Question

Teas costing $7 per pound are to be mixed with teas costing $4 per pound to make a 30-pound mixture. If the mixture is to sell for $6 per pound, how many pounds of each kind of tea should be used?

A) 12 lb at $7/lb, 18 lb at $4/lb
B) 15 lb at $7/lb, 15 lb at $4/lb
C) 20 lb at $7/lb, 10 lb at $4/lb
D) None of the above

Answer 1

To determine how many pounds of each kind of tea to use, set up a system of equations based on the total weight and cost. Solving the system reveals that 20 pounds of $7 tea and 10 pounds of $4 tea are required, which matches option C.

Step-by-step explanation:

To solve the problem of what amounts of teas costing $7 per pound and $4 per pound to mix in order to get a 30-pound mixture that sells for $6 per pound, we can set up a system of equations. Let's call the number of pounds of the $7 tea x and the number of pounds of the $4 tea y.

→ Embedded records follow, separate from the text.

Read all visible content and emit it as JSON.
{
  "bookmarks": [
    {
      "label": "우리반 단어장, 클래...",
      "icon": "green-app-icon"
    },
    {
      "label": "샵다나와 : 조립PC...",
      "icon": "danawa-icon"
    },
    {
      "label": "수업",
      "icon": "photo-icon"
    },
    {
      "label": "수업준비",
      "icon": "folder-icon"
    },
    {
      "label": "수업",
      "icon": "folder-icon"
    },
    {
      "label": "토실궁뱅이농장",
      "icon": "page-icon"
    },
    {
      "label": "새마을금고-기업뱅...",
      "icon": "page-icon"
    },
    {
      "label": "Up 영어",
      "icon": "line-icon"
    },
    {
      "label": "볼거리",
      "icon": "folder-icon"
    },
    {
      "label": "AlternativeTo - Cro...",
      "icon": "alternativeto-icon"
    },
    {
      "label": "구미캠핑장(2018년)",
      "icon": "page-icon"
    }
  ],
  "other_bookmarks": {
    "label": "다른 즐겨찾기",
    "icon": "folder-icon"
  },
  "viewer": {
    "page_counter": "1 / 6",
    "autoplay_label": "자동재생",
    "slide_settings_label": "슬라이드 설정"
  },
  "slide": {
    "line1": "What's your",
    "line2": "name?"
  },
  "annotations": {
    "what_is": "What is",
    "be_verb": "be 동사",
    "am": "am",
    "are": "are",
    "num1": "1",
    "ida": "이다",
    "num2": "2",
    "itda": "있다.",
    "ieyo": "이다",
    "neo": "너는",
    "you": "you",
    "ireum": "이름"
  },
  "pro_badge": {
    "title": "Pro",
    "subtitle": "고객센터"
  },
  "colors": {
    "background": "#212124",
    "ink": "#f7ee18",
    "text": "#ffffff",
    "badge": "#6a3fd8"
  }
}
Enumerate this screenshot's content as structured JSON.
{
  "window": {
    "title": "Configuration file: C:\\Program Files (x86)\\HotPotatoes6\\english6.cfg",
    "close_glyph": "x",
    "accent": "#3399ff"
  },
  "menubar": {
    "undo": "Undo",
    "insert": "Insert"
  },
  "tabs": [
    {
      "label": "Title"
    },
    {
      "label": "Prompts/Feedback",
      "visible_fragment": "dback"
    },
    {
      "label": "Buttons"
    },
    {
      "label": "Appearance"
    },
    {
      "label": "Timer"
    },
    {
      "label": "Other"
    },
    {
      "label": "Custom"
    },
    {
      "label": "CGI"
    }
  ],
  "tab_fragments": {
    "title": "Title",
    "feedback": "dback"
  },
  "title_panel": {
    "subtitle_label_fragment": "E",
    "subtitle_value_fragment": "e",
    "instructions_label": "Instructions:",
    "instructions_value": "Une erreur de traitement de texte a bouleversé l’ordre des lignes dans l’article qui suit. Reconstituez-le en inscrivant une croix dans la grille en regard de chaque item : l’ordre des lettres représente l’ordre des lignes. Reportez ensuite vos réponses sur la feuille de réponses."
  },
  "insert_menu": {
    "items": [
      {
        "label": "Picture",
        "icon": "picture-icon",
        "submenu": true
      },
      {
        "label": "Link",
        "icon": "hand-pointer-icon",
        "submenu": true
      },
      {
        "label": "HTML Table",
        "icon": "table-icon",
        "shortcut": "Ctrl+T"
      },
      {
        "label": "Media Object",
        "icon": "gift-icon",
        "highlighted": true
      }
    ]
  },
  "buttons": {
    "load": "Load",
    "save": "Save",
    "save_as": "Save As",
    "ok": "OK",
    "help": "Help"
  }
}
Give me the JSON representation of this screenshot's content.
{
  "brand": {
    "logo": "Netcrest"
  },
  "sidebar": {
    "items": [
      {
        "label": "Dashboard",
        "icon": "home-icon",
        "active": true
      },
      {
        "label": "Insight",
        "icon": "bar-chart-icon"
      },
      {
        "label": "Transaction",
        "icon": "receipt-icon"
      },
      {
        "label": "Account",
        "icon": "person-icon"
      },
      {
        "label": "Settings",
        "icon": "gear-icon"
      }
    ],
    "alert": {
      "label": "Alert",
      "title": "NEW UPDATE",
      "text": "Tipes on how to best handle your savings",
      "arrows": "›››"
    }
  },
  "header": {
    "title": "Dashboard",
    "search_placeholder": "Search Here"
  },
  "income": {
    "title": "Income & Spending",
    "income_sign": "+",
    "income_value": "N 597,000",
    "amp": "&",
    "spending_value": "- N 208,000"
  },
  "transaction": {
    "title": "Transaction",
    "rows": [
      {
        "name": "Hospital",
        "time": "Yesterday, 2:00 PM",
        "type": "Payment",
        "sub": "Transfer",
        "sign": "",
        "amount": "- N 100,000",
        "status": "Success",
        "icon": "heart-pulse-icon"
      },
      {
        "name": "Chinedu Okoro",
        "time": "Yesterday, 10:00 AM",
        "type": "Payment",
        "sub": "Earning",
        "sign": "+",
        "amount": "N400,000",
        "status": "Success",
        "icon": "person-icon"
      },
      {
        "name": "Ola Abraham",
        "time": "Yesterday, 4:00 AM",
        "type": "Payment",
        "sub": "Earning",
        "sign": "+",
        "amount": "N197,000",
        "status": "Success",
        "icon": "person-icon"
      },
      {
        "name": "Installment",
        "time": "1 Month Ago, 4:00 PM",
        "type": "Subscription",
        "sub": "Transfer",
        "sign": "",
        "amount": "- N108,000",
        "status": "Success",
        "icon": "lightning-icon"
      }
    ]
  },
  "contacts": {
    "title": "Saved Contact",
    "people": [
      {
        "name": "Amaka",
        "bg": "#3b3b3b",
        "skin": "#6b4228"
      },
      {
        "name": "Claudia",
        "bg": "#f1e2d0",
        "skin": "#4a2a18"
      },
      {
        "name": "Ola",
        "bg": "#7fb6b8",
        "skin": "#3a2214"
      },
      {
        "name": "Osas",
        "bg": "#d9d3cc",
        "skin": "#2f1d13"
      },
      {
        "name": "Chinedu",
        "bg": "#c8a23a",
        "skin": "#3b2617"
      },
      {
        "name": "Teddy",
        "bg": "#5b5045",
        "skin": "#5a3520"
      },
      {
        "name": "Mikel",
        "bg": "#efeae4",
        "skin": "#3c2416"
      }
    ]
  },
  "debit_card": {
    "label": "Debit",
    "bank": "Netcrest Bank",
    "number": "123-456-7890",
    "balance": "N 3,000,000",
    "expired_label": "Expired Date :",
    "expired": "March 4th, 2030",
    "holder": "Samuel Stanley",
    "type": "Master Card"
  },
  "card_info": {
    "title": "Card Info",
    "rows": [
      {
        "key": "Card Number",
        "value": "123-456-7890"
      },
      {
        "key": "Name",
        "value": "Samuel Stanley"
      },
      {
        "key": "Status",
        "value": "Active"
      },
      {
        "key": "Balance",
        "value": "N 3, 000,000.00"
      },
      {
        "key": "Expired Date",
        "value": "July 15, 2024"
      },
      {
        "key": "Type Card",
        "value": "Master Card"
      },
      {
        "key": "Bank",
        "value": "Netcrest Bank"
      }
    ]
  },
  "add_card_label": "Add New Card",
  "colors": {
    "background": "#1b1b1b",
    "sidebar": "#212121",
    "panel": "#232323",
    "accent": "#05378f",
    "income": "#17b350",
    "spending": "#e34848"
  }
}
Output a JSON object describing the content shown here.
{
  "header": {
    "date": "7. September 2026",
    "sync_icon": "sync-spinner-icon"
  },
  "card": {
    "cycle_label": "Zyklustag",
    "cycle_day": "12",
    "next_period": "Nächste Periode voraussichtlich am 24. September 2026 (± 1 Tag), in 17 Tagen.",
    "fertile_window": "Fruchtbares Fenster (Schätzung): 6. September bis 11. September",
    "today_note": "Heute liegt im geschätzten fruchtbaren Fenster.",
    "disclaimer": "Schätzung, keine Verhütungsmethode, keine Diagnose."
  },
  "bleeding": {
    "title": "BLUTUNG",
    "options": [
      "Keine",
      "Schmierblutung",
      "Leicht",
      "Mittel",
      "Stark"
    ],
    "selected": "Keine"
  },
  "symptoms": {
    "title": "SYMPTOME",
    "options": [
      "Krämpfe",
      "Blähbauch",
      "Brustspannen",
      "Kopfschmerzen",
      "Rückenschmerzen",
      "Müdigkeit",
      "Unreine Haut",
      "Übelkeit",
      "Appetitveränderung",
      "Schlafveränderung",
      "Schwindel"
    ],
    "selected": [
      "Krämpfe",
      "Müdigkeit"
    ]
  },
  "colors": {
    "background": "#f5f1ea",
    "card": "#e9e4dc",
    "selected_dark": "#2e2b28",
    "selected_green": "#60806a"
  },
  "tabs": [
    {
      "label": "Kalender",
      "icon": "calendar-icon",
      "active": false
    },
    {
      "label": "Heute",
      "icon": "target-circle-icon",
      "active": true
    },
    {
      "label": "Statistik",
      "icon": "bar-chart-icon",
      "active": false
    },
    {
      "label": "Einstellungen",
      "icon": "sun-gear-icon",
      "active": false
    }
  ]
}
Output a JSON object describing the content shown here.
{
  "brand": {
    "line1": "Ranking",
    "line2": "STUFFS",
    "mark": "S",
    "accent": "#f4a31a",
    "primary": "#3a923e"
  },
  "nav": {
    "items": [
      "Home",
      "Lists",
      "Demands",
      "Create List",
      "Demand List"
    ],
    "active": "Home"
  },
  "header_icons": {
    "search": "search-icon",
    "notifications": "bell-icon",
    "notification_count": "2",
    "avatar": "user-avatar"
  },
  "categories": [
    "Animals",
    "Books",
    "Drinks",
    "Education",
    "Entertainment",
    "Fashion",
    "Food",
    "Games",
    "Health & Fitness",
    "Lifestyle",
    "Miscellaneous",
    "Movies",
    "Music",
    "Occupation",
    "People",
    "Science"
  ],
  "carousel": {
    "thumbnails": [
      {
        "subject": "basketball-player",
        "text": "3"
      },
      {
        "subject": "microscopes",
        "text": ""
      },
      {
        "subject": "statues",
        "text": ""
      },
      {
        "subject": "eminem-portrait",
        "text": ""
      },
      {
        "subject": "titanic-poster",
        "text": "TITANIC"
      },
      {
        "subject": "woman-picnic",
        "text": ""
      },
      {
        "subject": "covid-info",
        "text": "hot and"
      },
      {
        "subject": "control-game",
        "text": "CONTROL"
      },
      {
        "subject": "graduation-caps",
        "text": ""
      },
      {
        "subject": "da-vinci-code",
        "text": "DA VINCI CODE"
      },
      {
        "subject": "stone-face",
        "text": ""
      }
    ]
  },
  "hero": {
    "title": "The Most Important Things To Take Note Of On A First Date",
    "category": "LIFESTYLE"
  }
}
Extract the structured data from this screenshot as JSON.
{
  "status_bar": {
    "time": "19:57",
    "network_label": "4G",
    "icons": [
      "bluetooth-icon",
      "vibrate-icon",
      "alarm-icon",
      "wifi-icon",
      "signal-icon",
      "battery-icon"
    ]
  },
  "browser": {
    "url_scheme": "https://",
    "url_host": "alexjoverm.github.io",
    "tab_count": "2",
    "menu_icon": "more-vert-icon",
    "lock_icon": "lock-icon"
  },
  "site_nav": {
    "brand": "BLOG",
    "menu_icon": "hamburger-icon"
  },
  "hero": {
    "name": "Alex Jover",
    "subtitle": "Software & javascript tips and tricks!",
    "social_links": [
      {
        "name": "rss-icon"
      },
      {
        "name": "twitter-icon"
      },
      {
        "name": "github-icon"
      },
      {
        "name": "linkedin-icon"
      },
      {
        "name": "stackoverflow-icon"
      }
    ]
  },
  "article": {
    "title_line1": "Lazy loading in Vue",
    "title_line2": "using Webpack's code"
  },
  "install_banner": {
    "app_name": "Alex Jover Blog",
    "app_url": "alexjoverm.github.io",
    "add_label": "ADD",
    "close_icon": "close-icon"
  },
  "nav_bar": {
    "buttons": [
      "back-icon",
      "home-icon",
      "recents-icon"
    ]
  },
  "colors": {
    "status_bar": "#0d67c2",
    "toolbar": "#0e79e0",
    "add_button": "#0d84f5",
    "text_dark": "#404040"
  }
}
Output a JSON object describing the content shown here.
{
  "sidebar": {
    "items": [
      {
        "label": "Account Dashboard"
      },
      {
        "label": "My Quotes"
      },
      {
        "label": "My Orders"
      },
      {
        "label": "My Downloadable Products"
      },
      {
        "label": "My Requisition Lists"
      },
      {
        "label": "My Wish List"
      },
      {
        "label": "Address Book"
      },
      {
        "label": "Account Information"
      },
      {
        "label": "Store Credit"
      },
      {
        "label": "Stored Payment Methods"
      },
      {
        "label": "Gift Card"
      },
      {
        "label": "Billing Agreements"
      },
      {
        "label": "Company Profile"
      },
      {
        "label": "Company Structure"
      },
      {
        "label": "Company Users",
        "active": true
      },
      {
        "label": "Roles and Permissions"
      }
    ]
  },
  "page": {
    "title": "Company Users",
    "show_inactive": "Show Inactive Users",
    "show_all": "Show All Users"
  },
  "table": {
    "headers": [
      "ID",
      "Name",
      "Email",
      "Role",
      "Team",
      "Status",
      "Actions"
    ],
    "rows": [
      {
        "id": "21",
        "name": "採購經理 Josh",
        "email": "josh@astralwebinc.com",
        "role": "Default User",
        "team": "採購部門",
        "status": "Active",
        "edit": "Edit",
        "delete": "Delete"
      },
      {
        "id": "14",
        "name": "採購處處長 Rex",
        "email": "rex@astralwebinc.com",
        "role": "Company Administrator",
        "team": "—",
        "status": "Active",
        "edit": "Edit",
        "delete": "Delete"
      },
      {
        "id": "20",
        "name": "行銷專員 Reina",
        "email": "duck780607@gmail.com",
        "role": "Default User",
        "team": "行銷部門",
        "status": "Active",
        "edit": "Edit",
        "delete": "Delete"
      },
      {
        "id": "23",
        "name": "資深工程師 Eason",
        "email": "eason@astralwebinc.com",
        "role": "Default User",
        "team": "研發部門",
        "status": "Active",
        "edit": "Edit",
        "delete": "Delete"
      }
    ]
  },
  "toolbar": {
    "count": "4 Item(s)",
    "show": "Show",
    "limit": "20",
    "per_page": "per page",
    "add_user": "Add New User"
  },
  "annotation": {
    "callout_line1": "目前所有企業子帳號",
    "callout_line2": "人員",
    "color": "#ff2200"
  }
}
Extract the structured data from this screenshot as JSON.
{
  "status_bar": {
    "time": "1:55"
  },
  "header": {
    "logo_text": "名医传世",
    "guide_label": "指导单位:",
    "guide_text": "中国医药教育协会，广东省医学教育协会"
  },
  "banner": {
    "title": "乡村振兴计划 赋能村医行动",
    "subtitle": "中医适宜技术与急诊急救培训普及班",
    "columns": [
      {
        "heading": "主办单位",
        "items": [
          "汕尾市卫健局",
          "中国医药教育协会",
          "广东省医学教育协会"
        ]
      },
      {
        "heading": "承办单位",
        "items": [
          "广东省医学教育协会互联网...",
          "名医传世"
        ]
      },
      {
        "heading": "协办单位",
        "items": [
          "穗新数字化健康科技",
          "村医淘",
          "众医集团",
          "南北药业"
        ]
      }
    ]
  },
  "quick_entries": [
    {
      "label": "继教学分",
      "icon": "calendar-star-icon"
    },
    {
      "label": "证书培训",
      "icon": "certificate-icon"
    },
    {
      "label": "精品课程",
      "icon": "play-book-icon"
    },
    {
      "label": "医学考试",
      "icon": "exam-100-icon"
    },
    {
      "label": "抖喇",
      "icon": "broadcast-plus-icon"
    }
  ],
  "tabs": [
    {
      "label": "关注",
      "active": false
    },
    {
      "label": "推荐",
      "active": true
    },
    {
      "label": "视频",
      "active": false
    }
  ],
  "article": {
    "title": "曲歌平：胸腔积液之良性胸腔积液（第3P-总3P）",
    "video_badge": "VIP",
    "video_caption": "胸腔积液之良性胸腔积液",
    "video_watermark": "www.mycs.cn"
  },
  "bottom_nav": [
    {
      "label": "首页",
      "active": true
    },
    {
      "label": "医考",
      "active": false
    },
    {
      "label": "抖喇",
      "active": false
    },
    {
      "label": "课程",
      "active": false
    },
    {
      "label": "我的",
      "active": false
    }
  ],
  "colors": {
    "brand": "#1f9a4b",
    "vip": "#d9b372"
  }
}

Since the total weight of the tea mixture is 30 pounds, we have the equation:

• 
  
• x + y = 30

The total cost of x pounds of $7 tea and y pounds of $4 tea should equal the total cost for 30 pounds of $6 tea:

• 
  
• 7x + 4y = 6(30)

To find the values of x and y, we can solve this system of equations. Multiply the first equation by 4 to get:

• 
  
• 4x + 4y = 120

Subtract this from the second equation to get:

• 
  
• 3x = 60

Solve for x to get:

• 
  
• x = 20

Substitute x = 20 into the first equation to get :

• 
  
• 20 + y = 30
• 
  
• y = 10

So, 20 pounds of the $7 tea and 10 pounds of the $4 tea are needed, which corresponds to option C).